HMS Belfast is moored on the Thames close to London Bridge and accessible from the South Bank – in Southwark Borough. She entered service in 1938 and was one of ten “town class” cruisers. After sitting out the first part of World War two, (she struck a mine and repairs took 2 years) Belfast was a key escort to Arctic Convoys and in the thick of the action during the Normandy invasion. She was subsequently deployed to the Pacific as the war ended and then saw action in the Korean war. A refit later, Belfast was finally retired to the reserve fleet in 1963 and due to be scrapped in 1967. A petition and campaign to preserve her saw the creation of the HMS Belfast Trust which gained ownership in 1971.

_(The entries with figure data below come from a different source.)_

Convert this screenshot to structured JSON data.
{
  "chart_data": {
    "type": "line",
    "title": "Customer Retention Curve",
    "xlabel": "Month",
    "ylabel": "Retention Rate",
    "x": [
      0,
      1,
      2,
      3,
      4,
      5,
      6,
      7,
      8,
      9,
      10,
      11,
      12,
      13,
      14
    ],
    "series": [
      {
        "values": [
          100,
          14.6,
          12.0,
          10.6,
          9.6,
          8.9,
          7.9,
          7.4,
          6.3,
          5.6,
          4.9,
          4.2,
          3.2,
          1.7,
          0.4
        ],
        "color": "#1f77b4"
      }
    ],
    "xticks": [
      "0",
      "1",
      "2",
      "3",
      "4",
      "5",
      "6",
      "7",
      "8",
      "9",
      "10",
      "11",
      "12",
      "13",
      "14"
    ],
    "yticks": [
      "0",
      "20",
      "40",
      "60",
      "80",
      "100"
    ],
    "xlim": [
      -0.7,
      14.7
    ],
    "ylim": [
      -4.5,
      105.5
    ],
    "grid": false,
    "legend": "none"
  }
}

As a branch of the Imperial War Museum since 1978 and receives over 250,000 visitors per year. If you’re interested in the workings of a WWII naval warship and what life was like for the sailors protecting arctic convoys then there isn’t any experience that will beat a visit to HMS Belfast. Find out more on the Imperial War Museum section on their website.
The Golden Hind Replica
When Sir Francis Drake set off to circumnavigate the globe in 1577, he couldn’t have known just how significant his journey would be. His little Galleon – The Golden Hind – was around 100ft long (no original plans exist) and was one of the world’s first examples of museum ship (she was put on display in Deptford – but after 100 years as an exhibit eventually rotted away).
In 1973 an accurate oceangoing replica was built. After sailing more than 140,000 miles over three decades this boat – Golden Hind II was retired to St Marie Overie Dock on the Southbank. She’s open as an attraction if you’d like to sample life as a 16th Century maritime explorer.